Qualche giorno fa sono stato in ufficio a Milano e verso le 11 mi sono preso un caffè nel solito bar.
Zona molto bella della città, locale normalmente sempre pieno, per le colazioni, per i pranzi, per i piatti da asporto e per gli aperitivi. Insomma, una piccola gallina dalle uova d'oro con 60 coperti e un bancone da sei metri. Quasi un ristorante più che è un bar!
Entro e lo trovo completamente vuoto, tranne per un signore anziano che stava leggendo il giornale. Al bancone c'è solo il proprietario, un ragazzo sotto i quaranta che normalmente veniva solo per le colazioni la mattina, per poi tornare alla sera, lasciando la gestione delle attività al fratello minore e agli otto (otto) dipendenti.
Non riesco a trattenermi e sgrano gli occhi dietro la mascherina.
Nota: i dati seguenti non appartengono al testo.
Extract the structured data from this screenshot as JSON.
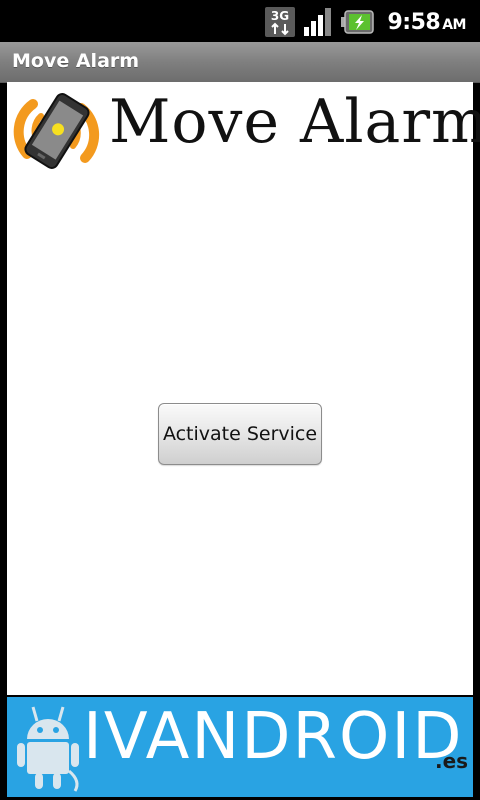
{
  "status_bar": {
    "network_label": "3G",
    "time": "9:58",
    "ampm": "AM",
    "icons": [
      "3g-data-icon",
      "signal-strength-icon",
      "battery-charging-icon"
    ]
  },
  "app": {
    "title": "Move Alarm"
  },
  "logo": {
    "wordmark": "Move Alarm",
    "icon": "phone-vibrate-icon",
    "accent_color": "#f39a1e"
  },
  "main": {
    "activate_button_label": "Activate Service"
  },
  "banner": {
    "wordmark": "IVANDROID",
    "tld": ".es",
    "background_color": "#29a3e3",
    "icon": "android-robot-icon"
  }
}
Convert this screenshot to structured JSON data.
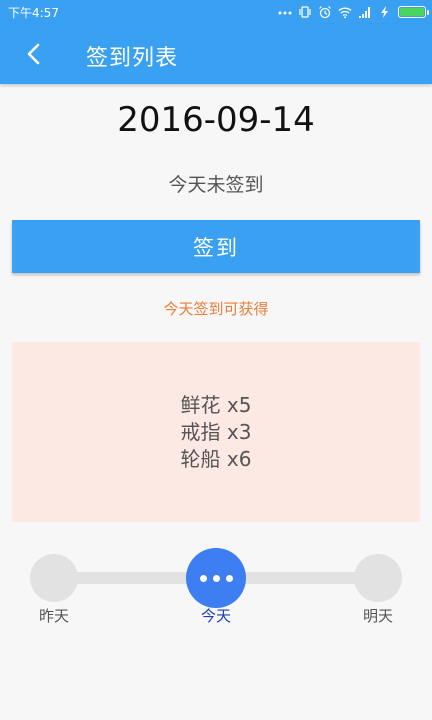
{
  "statusbar": {
    "time": "下午4:57"
  },
  "appbar": {
    "title": "签到列表"
  },
  "main": {
    "date": "2016-09-14",
    "status": "今天未签到",
    "checkin_label": "签到",
    "reward_note": "今天签到可获得",
    "rewards": [
      "鲜花 x5",
      "戒指 x3",
      "轮船 x6"
    ]
  },
  "timeline": {
    "yesterday": "昨天",
    "today": "今天",
    "tomorrow": "明天"
  },
  "colors": {
    "primary": "#3aa0f2",
    "accent_orange": "#e87e39",
    "reward_bg": "#fde9e3",
    "today_node": "#3d7ef3"
  }
}
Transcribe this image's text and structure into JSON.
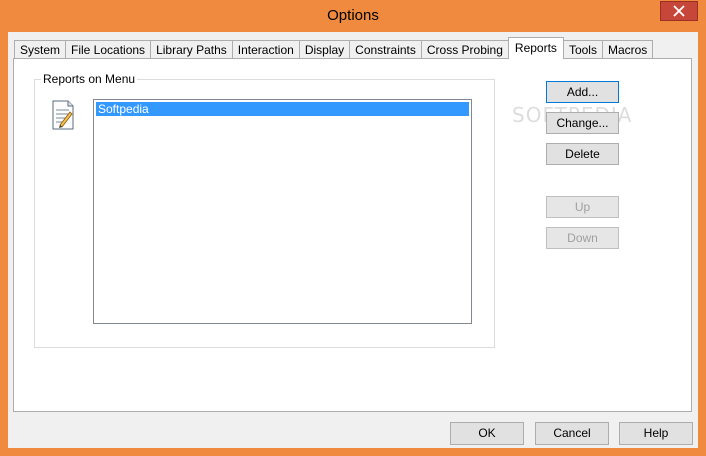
{
  "window": {
    "title": "Options"
  },
  "tabs": [
    {
      "label": "System"
    },
    {
      "label": "File Locations"
    },
    {
      "label": "Library Paths"
    },
    {
      "label": "Interaction"
    },
    {
      "label": "Display"
    },
    {
      "label": "Constraints"
    },
    {
      "label": "Cross Probing"
    },
    {
      "label": "Reports"
    },
    {
      "label": "Tools"
    },
    {
      "label": "Macros"
    }
  ],
  "active_tab": "Reports",
  "reports_group": {
    "label": "Reports on Menu",
    "icon": "report-document-icon",
    "items": [
      {
        "label": "Softpedia",
        "selected": true
      }
    ]
  },
  "side_buttons": {
    "add": "Add...",
    "change": "Change...",
    "delete": "Delete",
    "up": "Up",
    "down": "Down"
  },
  "bottom_buttons": {
    "ok": "OK",
    "cancel": "Cancel",
    "help": "Help"
  },
  "watermark": "SOFTPEDIA",
  "colors": {
    "titlebar": "#ef8a3f",
    "selection": "#3399ff",
    "close_button": "#c7463a"
  }
}
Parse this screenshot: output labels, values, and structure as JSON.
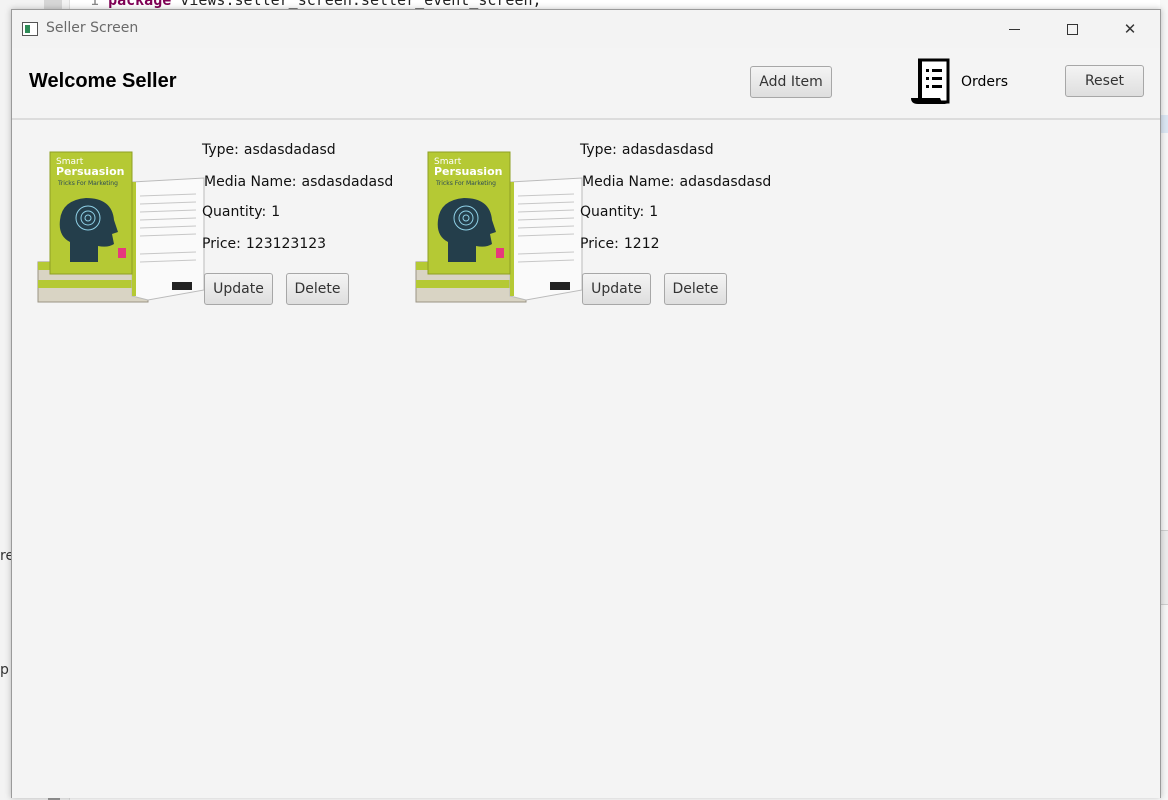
{
  "background": {
    "line_number": "1",
    "code_keyword": "package",
    "code_rest": " views.seller_screen.seller_event_screen;",
    "side_text_1": "re",
    "side_text_2": "p"
  },
  "window": {
    "title": "Seller Screen",
    "minimize_glyph": "—",
    "close_glyph": "✕"
  },
  "header": {
    "welcome": "Welcome Seller",
    "add_item_label": "Add Item",
    "orders_label": "Orders",
    "reset_label": "Reset"
  },
  "book_cover": {
    "title_small": "Smart",
    "title_big": "Persuasion",
    "subtitle": "Tricks For Marketing"
  },
  "items": [
    {
      "type_label": "Type:",
      "type_value": "asdasdadasd",
      "media_label": "Media Name:",
      "media_value": "asdasdadasd",
      "quantity_label": "Quantity:",
      "quantity_value": "1",
      "price_label": "Price:",
      "price_value": "123123123",
      "update_label": "Update",
      "delete_label": "Delete"
    },
    {
      "type_label": "Type:",
      "type_value": "adasdasdasd",
      "media_label": "Media Name:",
      "media_value": "adasdasdasd",
      "quantity_label": "Quantity:",
      "quantity_value": "1",
      "price_label": "Price:",
      "price_value": "1212",
      "update_label": "Update",
      "delete_label": "Delete"
    }
  ],
  "colors": {
    "window_bg": "#f4f4f4",
    "book_cover": "#b5c934",
    "keyword": "#7f0055"
  }
}
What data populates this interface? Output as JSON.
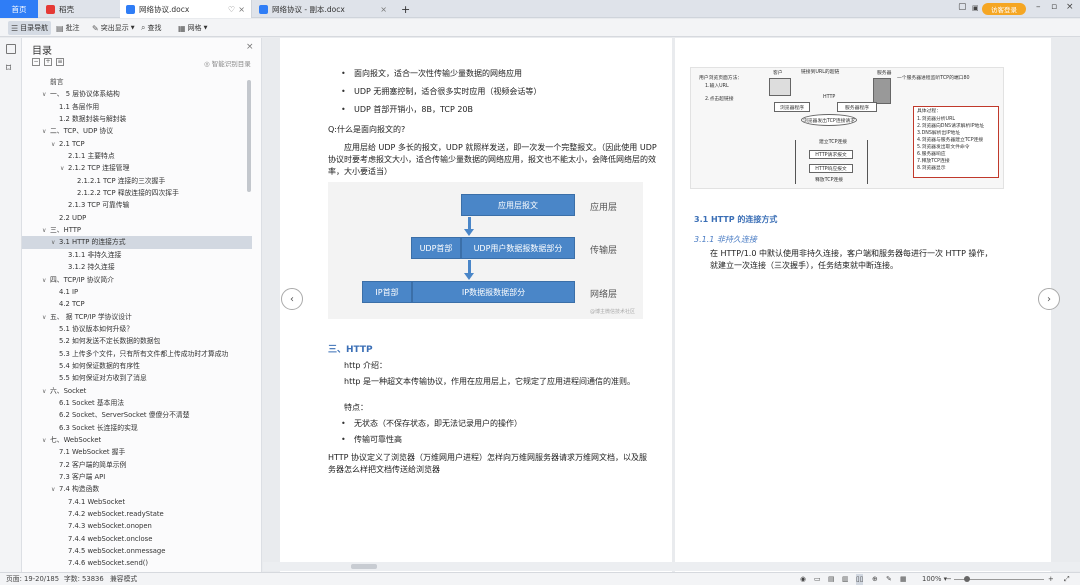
{
  "tabs": [
    {
      "label": "首页"
    },
    {
      "label": "稻壳"
    },
    {
      "label": "网络协议.docx"
    },
    {
      "label": "网络协议 - 副本.docx"
    }
  ],
  "titlebar": {
    "login_label": "访客登录"
  },
  "toolbar": {
    "items": [
      "目录导航",
      "批注",
      "突出显示",
      "查找",
      "网格"
    ]
  },
  "toc": {
    "title": "目录",
    "smart_label": "智能识别目录",
    "items": [
      {
        "label": "前言",
        "level": 0,
        "arrow": ""
      },
      {
        "label": "一、 5 层协议体系结构",
        "level": 0,
        "arrow": "v"
      },
      {
        "label": "1.1 各层作用",
        "level": 1,
        "arrow": ""
      },
      {
        "label": "1.2 数据封装与解封装",
        "level": 1,
        "arrow": ""
      },
      {
        "label": "二、TCP、UDP 协议",
        "level": 0,
        "arrow": "v"
      },
      {
        "label": "2.1 TCP",
        "level": 1,
        "arrow": "v"
      },
      {
        "label": "2.1.1 主要特点",
        "level": 2,
        "arrow": ""
      },
      {
        "label": "2.1.2 TCP 连接管理",
        "level": 2,
        "arrow": "v"
      },
      {
        "label": "2.1.2.1 TCP 连接的三次握手",
        "level": 3,
        "arrow": ""
      },
      {
        "label": "2.1.2.2 TCP 释放连接的四次挥手",
        "level": 3,
        "arrow": ""
      },
      {
        "label": "2.1.3 TCP 可靠传输",
        "level": 2,
        "arrow": ""
      },
      {
        "label": "2.2 UDP",
        "level": 1,
        "arrow": ""
      },
      {
        "label": "三、HTTP",
        "level": 0,
        "arrow": "v"
      },
      {
        "label": "3.1 HTTP 的连接方式",
        "level": 1,
        "arrow": "v",
        "selected": true
      },
      {
        "label": "3.1.1 非持久连接",
        "level": 2,
        "arrow": ""
      },
      {
        "label": "3.1.2 持久连接",
        "level": 2,
        "arrow": ""
      },
      {
        "label": "四、TCP/IP 协议简介",
        "level": 0,
        "arrow": "v"
      },
      {
        "label": "4.1 IP",
        "level": 1,
        "arrow": ""
      },
      {
        "label": "4.2 TCP",
        "level": 1,
        "arrow": ""
      },
      {
        "label": "五、 据 TCP/IP 学协议设计",
        "level": 0,
        "arrow": "v"
      },
      {
        "label": "5.1 协议版本如何升级？",
        "level": 1,
        "arrow": ""
      },
      {
        "label": "5.2 如何发送不定长数据的数据包",
        "level": 1,
        "arrow": ""
      },
      {
        "label": "5.3 上传多个文件，只有所有文件都上传成功时才算成功",
        "level": 1,
        "arrow": ""
      },
      {
        "label": "5.4 如何保证数据的有序性",
        "level": 1,
        "arrow": ""
      },
      {
        "label": "5.5 如何保证对方收到了消息",
        "level": 1,
        "arrow": ""
      },
      {
        "label": "六、Socket",
        "level": 0,
        "arrow": "v"
      },
      {
        "label": "6.1 Socket 基本用法",
        "level": 1,
        "arrow": ""
      },
      {
        "label": "6.2 Socket、ServerSocket 傻傻分不清楚",
        "level": 1,
        "arrow": ""
      },
      {
        "label": "6.3 Socket 长连接的实现",
        "level": 1,
        "arrow": ""
      },
      {
        "label": "七、WebSocket",
        "level": 0,
        "arrow": "v"
      },
      {
        "label": "7.1 WebSocket 握手",
        "level": 1,
        "arrow": ""
      },
      {
        "label": "7.2 客户端的简单示例",
        "level": 1,
        "arrow": ""
      },
      {
        "label": "7.3 客户端 API",
        "level": 1,
        "arrow": ""
      },
      {
        "label": "7.4 构造函数",
        "level": 1,
        "arrow": "v"
      },
      {
        "label": "7.4.1 WebSocket",
        "level": 2,
        "arrow": ""
      },
      {
        "label": "7.4.2 webSocket.readyState",
        "level": 2,
        "arrow": ""
      },
      {
        "label": "7.4.3 webSocket.onopen",
        "level": 2,
        "arrow": ""
      },
      {
        "label": "7.4.4 webSocket.onclose",
        "level": 2,
        "arrow": ""
      },
      {
        "label": "7.4.5 webSocket.onmessage",
        "level": 2,
        "arrow": ""
      },
      {
        "label": "7.4.6 webSocket.send()",
        "level": 2,
        "arrow": ""
      }
    ]
  },
  "doc_left": {
    "b1": "面向报文，适合一次性传输少量数据的网络应用",
    "b2": "UDP 无拥塞控制，适合很多实时应用（视频会话等）",
    "b3": "UDP 首部开销小，8B，TCP 20B",
    "q": "Q:什么是面向报文的?",
    "p1": "应用层给 UDP 多长的报文，UDP 就照样发送，即一次发一个完整报文。（因此使用 UDP 协议时要考虑报文大小，适合传输少量数据的网络应用，报文也不能太小，会降低网络层的效率，大小要适当）",
    "diagram": {
      "app_box": "应用层报文",
      "app_layer": "应用层",
      "udp_head": "UDP首部",
      "udp_data": "UDP用户数据报数据部分",
      "transport_layer": "传输层",
      "ip_head": "IP首部",
      "ip_data": "IP数据报数据部分",
      "network_layer": "网络层",
      "watermark": "@博主微信技术社区"
    },
    "h3": "三、HTTP",
    "intro": "http 介绍：",
    "p2": "http 是一种超文本传输协议，作用在应用层上，它规定了应用进程间通信的准则。",
    "feat": "特点：",
    "b4": "无状态（不保存状态，即无法记录用户的操作）",
    "b5": "传输可靠性高",
    "p3": "HTTP 协议定义了浏览器（万维网用户进程）怎样向万维网服务器请求万维网文档，以及服务器怎么样把文档传送给浏览器"
  },
  "doc_right": {
    "fig": {
      "l1": "用户浏览页面方法：",
      "l2": "1.输入URL",
      "l3": "2.点击超链接",
      "client": "客户",
      "server": "服务器",
      "link": "链接到URL的超链",
      "server_note": "一个服务器进程监听TCP的端口80",
      "browser": "浏览器程序",
      "server_prog": "服务器程序",
      "http": "HTTP",
      "tcp_conn": "浏览器发出TCP连接请求",
      "tcp_est": "建立TCP连接",
      "req": "HTTP请求报文",
      "resp": "HTTP响应报文",
      "release": "释放TCP连接",
      "s1": "具体过程：",
      "s2": "1.浏览器分析URL",
      "s3": "2.浏览器向DNS请求解析IP地址",
      "s4": "3.DNS解析出IP地址",
      "s5": "4.浏览器与服务器建立TCP连接",
      "s6": "5.浏览器发出取文件命令",
      "s7": "6.服务器响应",
      "s8": "7.释放TCP连接",
      "s9": "8.浏览器显示"
    },
    "h31": "3.1 HTTP 的连接方式",
    "h311": "3.1.1 非持久连接",
    "p1": "在 HTTP/1.0 中默认使用非持久连接，客户端和服务器每进行一次 HTTP 操作，就建立一次连接（三次握手），任务结束就中断连接。"
  },
  "status": {
    "pages": "页面: 19-20/185",
    "words": "字数: 53836",
    "mode": "兼容模式",
    "zoom": "100%"
  }
}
Lui se ne accorge e mi dice che da quando ha riaperto dopo il lockdown, è cambiato tutto. Tutti gli uffici della zona sono ancora semideserti, quindi niente colazioni e niente pranzi. Per gli aperitivi non si fa vedere quasi nessuno, perché ormai non c'è più nessuno di passaggio che esca dalle palestre o dagli uffici. Lavorano tutti da casa e nessuno ha bisogno del caffè o di un tramezzino o di un piatto di insalata.
Dò un'occhiata al locale e di 60 coperti ne saranno rimasti una quindicina. Il bancone della colazione a buffet è sostituito da mensole su cui ha messo in vendita cioccolate e marmellate artigianali.
Mi dice molto candidamente che ha dovuto lasciare a casa tutti gli otto dipendenti e sono rimasti solo lui e il fratello. Sono passati da fatturare 8.000 euro al giorno ad incassarne poco più di 300. Mi dice che non sa se a gennaio dell'anno prossimo riuscirà ancora a tenere aperto.
Mi dispiace.
Gli dico che forse tante aziende hanno ancora paura a togliere lo smart working, e che anche le persone sono timorose.
Sbotta ed inizia ad urlare che non c'è niente di cui aver paura e che "la gente non ha voglia di fare un ca**o". È visibilmente arrabbiato. Arrabbiato e preoccupato.